New Scientist writer Clint Witchalls interviewed de Duve about his new book with Neil Patterson, Genetics of Original Sin: The Impact of Natural Selection on the Future of Humanity.

Some of it is a little touchy-feely, lamenting exhaustion of natural resources without realizing that natural resource demands have changed over time.  We won't need oil forever, nor coal, and their depletion will not kill mankind just like lack of them did not kill mankind.    But the events that may be second-order effects of resource depletion (global warming being today's culprit, acid rain in the 1980s, global cooling in the 1970s and runaway population in the 1960s) are caused by group selfishness in our genes, he says, and "You need wisdom to sacrifice something that is immediately useful or advantageous for the sake of something that will be important in the future. Natural selection doesn't do that; it looks only at what is happening today.

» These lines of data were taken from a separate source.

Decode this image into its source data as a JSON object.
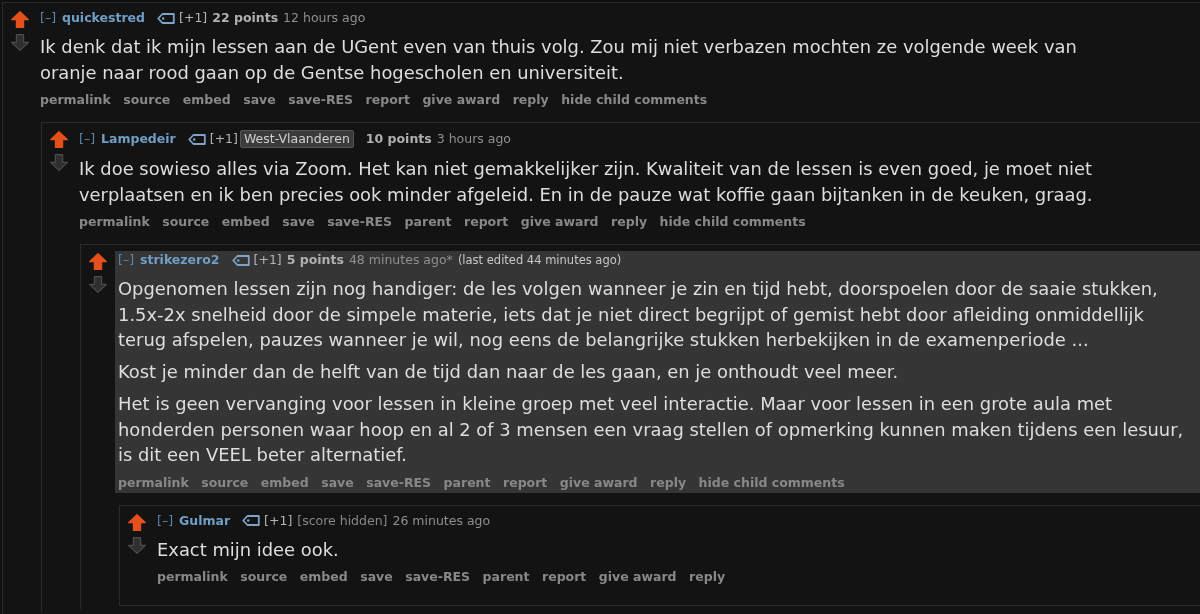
{
  "comments": [
    {
      "collapse": "[–]",
      "author": "quickestred",
      "vote_weight": "[+1]",
      "score": "22 points",
      "score_hidden": false,
      "time": "12 hours ago",
      "upvoted": true,
      "highlighted": false,
      "body": [
        "Ik denk dat ik mijn lessen aan de UGent even van thuis volg. Zou mij niet verbazen mochten ze volgende week van oranje naar rood gaan op de Gentse hogescholen en universiteit."
      ],
      "actions": [
        "permalink",
        "source",
        "embed",
        "save",
        "save-RES",
        "report",
        "give award",
        "reply",
        "hide child comments"
      ],
      "children": [
        {
          "collapse": "[–]",
          "author": "Lampedeir",
          "vote_weight": "[+1]",
          "flair": "West-Vlaanderen",
          "score": "10 points",
          "score_hidden": false,
          "time": "3 hours ago",
          "upvoted": true,
          "highlighted": false,
          "body": [
            "Ik doe sowieso alles via Zoom. Het kan niet gemakkelijker zijn. Kwaliteit van de lessen is even goed, je moet niet verplaatsen en ik ben precies ook minder afgeleid. En in de pauze wat koffie gaan bijtanken in de keuken, graag."
          ],
          "actions": [
            "permalink",
            "source",
            "embed",
            "save",
            "save-RES",
            "parent",
            "report",
            "give award",
            "reply",
            "hide child comments"
          ],
          "children": [
            {
              "collapse": "[–]",
              "author": "strikezero2",
              "vote_weight": "[+1]",
              "score": "5 points",
              "score_hidden": false,
              "time": "48 minutes ago*",
              "edit_note": "(last edited 44 minutes ago)",
              "upvoted": true,
              "highlighted": true,
              "body": [
                "Opgenomen lessen zijn nog handiger: de les volgen wanneer je zin en tijd hebt, doorspoelen door de saaie stukken, 1.5x-2x snelheid door de simpele materie, iets dat je niet direct begrijpt of gemist hebt door afleiding onmiddellijk terug afspelen, pauzes wanneer je wil, nog eens de belangrijke stukken herbekijken in de examenperiode ...",
                "Kost je minder dan de helft van de tijd dan naar de les gaan, en je onthoudt veel meer.",
                "Het is geen vervanging voor lessen in kleine groep met veel interactie. Maar voor lessen in een grote aula met honderden personen waar hoop en al 2 of 3 mensen een vraag stellen of opmerking kunnen maken tijdens een lesuur, is dit een VEEL beter alternatief."
              ],
              "actions": [
                "permalink",
                "source",
                "embed",
                "save",
                "save-RES",
                "parent",
                "report",
                "give award",
                "reply",
                "hide child comments"
              ],
              "children": [
                {
                  "collapse": "[–]",
                  "author": "Gulmar",
                  "vote_weight": "[+1]",
                  "score": "[score hidden]",
                  "score_hidden": true,
                  "time": "26 minutes ago",
                  "upvoted": true,
                  "highlighted": false,
                  "body": [
                    "Exact mijn idee ook."
                  ],
                  "actions": [
                    "permalink",
                    "source",
                    "embed",
                    "save",
                    "save-RES",
                    "parent",
                    "report",
                    "give award",
                    "reply"
                  ]
                }
              ]
            }
          ]
        }
      ]
    }
  ]
}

It doesn't care about your grandchildren or grandchildren's grandchildren."

Christian de Duve
Christian de Duve

Our genome determines tribal and group cohesion, he says, along with irrational competition with and hostility toward other groups and their attributes.  Those parts of the genome were once essential but now can make us dysfunctional, he says.

Indeed, and that is how he invokes Original Sin.   He speculates (in secular fashion - as he says, "I am not acting as an exegete") that ancient man recognized group selfishness and that was the model for Original Sin in The Bible's Book of Genesis.   Now we must act against our impulses - against natural selection - to forestall our going the way of the dinosaurs.    The proposed solution he prefers is population control.
you have to limit the number of inhabitants. Hunters do it by killing off the old or sick animals in a herd, but I don't think that's a very ethical way of limiting the population. So what remains? Birth control. We have access to practical, ethical and scientifically established methods of birth control. So I think that is the most ethical way to reduce our population.
Do progressives want to live in a world of mandatory birth control?   Perhaps, given their modern love affair with big government, but I doubt it.   I suppose conservatives don't either - heck, conservatives are against voluntary abortion even knowing the baby may grow up to be a gay socialist so I am sure they don't want a mandatory birth restriction.

He isn't all that optimistic but says he is in the interview.   He writes in the book, "our most decisive traits are epigenetic, the product of culture and education; our brains rewire as we mature and give us the ability to supersede the genetic imperative to reproduce at all cost. The necessary cultural shift, however, prioritizing protecting the environment over our own immediate desires, will require the simultaneous education of parents and children and thus, will be extremely difficult to accomplish."

Being honest, if you have Europeans (I include the bulk of Americans in that due to heritage) limiting birth and the rest of the world not, you are just going to have a world without Europeans and Americans  - that is how natural selection works.  When a few of us deny our genetic interests for the group, others in the group will further their own genes.   Altruistic people would be genetic losers.

So science will need to find a more optimistic solution to our resource issues, just like science always has in the past.    The government solution will be forced sterilization, which is not cultural progress.

Being a retired biologist with a Nobel prize who no longer has to give a hoot what anyone thinks, he also says things as a biologist that more militant women will not like - "I think women are less aggressive than men, and they play a larger role in the early education of the young and helping them overcome their genetic heirloom" - while contending they should be given more power, which I assume most women would like, unless they are altruistically suppressing their genetic desires.